I keep smiling, I will look past this, I will break their cold hard walls down, and then they will see how wrong they are... I check Julian in, nobody addresses me, only him, and they take him back for his screening. I look for a seat, find one and sit down with a smile. All the women look away now and return to their conversations. Eventually a woman sits next to me, and we do chat for a bit. She attempts to introduce me to some of the other moms and tells me all of their PTA rolls and responsibilities. Still, they do not acknowledge me and just talk to her.

I sit back with a smile, and listen, discussions of prestigious parties, and alcohol abuse, and affairs, and money.... all while waiting for their kindergartners to finish up. How could they judge me?!?! This is obnoxious, I can't believe I'm hearing this right now. Wow I can't believe they are openly talking about getting sloshed at "play dates" and planning their kids next outing, making sure it's somewhere they don't have to pay attention to them. Great moms...and they judge me because of the color of my kids skin, and my age.

I do consider the fact that I could be wrong, I really do try to make the best of it. Julian comes out, the teacher makes zero eye contact and walks away, I get up and tell the ladies it was "nice to meet them" (if that's what you call it) and the PTA president coldly says, "Bye now, good luck paying Seaford taxes" then snickers and walks away.

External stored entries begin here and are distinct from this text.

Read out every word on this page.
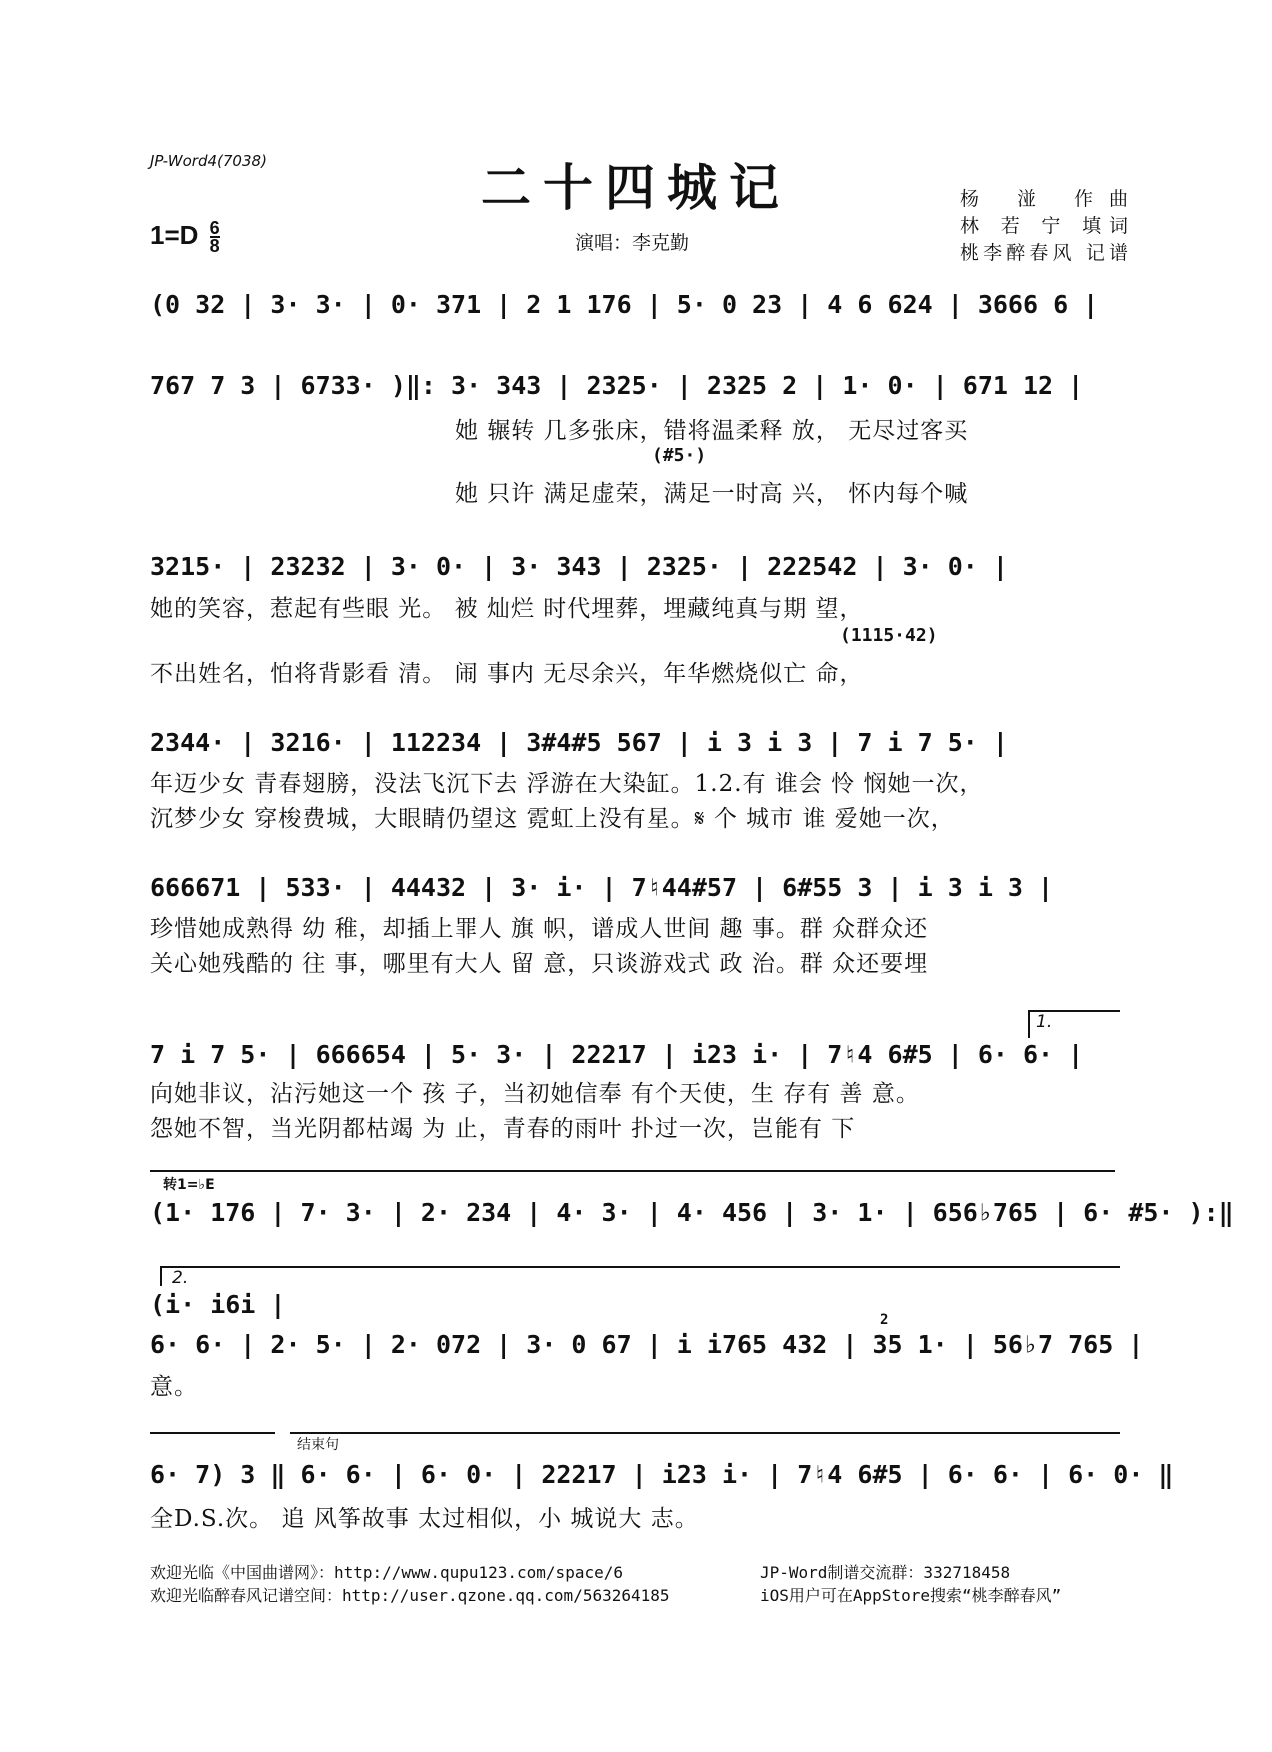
JP-Word4(7038)	二十四城记
$1=D \frac{6}{8}$	演唱：李克勤
杨 湴 作曲
林 若 宁 填词
桃李醉春风 记谱
(0 32 | 3· 3· | 0· 371 | 2 1 176 | 5· 0 23 | 4 6 624 | 3666 6 |
767 7 3 | 6733· )‖: 3· 343 | 2325· | 2325 2 | 1· 0· | 671 12 |
她 辗转 几多张床，错将温柔释 放， 无尽过客买
(#5·)
她 只许 满足虚荣，满足一时高 兴， 怀内每个喊
3215· | 23232 | 3· 0· | 3· 343 | 2325· | 222542 | 3· 0· |
她的笑容，惹起有些眼 光。 被 灿烂 时代埋葬，埋藏纯真与期 望，
(1115·42)
不出姓名，怕将背影看 清。 闹 事内 无尽余兴，年华燃烧似亡 命，
2344· | 3216· | 112234 | 3#4#5 567 | i 3 i 3 | 7 i 7 5· |
年迈少女 青春翅膀，没法飞沉下去 浮游在大染缸。1.2.有 谁会 怜 悯她一次，
沉梦少女 穿梭费城，大眼睛仍望这 霓虹上没有星。𝄋 个 城市 谁 爱她一次，
666671 | 533· | 44432 | 3· i· | 7♮44#57 | 6#55 3 | i 3 i 3 |
珍惜她成熟得 幼 稚，却插上罪人 旗 帜，谱成人世间 趣 事。群 众群众还
关心她残酷的 往 事，哪里有大人 留 意，只谈游戏式 政 治。群 众还要埋
1.
7 i 7 5· | 666654 | 5· 3· | 22217 | i23 i· | 7♮4 6#5 | 6· 6· |
向她非议，沾污她这一个 孩 子，当初她信奉 有个天使，生 存有 善 意。
怨她不智，当光阴都枯竭 为 止，青春的雨叶 扑过一次，岂能有 下
转1=♭E
(1· 176 | 7· 3· | 2· 234 | 4· 3· | 4· 456 | 3· 1· | 656♭765 | 6· #5· ):‖
2.
(i· i6i |
2
6· 6· | 2· 5· | 2· 072 | 3· 0 67 | i i765 432 | 35 1· | 56♭7 765 |
意。
结束句
6· 7) 3 ‖ 6· 6· | 6· 0· | 22217 | i23 i· | 7♮4 6#5 | 6· 6· | 6· 0· ‖
全D.S.次。 追 风筝故事 太过相似，小 城说大 志。
欢迎光临《中国曲谱网》：http://www.qupu123.com/space/6
欢迎光临醉春风记谱空间：http://user.qzone.qq.com/563264185
JP-Word制谱交流群：332718458
iOS用户可在AppStore搜索“桃李醉春风”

I was fuming, the back of my neck was tight, my forehead was wrinkled, I turned and walked away. Julian's hand in mine, smile on my face, we walked to the car and celebrated him for doing such a good job...

I told you this whole story, but none of it really matters.... It doesn't matter what they thought, it doesn't matter what they said, it doesn't matter what kind of faces they made...

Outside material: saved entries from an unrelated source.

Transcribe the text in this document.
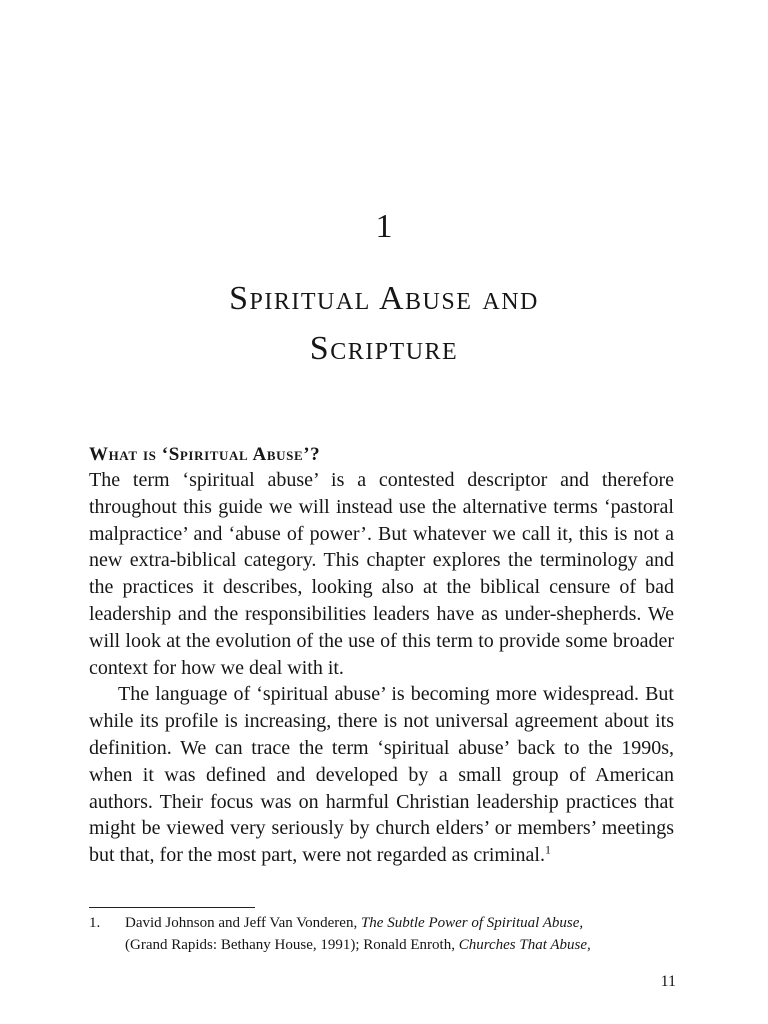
1
Spiritual Abuse and
Scripture
What is ‘Spiritual Abuse’?

The term ‘spiritual abuse’ is a contested descriptor and therefore throughout this guide we will instead use the alternative terms ‘pastoral malpractice’ and ‘abuse of power’. But whatever we call it, this is not a new extra-biblical category. This chapter explores the terminology and the practices it describes, looking also at the biblical censure of bad leadership and the responsibilities leaders have as under-shepherds. We will look at the evolution of the use of this term to provide some broader context for how we deal with it.

The language of ‘spiritual abuse’ is becoming more widespread. But while its profile is increasing, there is not universal agreement about its definition. We can trace the term ‘spiritual abuse’ back to the 1990s, when it was defined and developed by a small group of American authors. Their focus was on harmful Christian leadership practices that might be viewed very seriously by church elders’ or members’ meetings but that, for the most part, were not regarded as criminal.$^1$

1. David Johnson and Jeff Van Vonderen, The Subtle Power of Spiritual Abuse,
(Grand Rapids: Bethany House, 1991); Ronald Enroth, Churches That Abuse,
11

My actions are what matter, my thoughts are what matter, I'm responsible for me, not them. I sat there angry, because I felt like they were judging me, and for an hour I listened to their conversations, and I judged them. I don't know them, I don't know their stories, I don't know their circumstances, and I sat there and judged them.

I was wrong, I was so very wrong... I am not a judge, I am not a prosecutor, it is not my place to condemn anyone, and as for what they think of me...well they aren't my judge either... I don't report to them, they won't be holding me accountable.

Grace= undeserved mercy

I'm daily given grace by God, something I don't deserve... Maybe they didn't deserve my grace, but I should have given it.

Next time I will, I will look down at my arm and see the tattoo on my wrist, grace...

Confession: Sometimes, no matter how hard I try, I forget to give others grace. Thank God, he doesn't forget to give me grace daily!

2 comments:

  1. Julie, you're a natural blogger. I'm looking forward to hearing more about your experiences.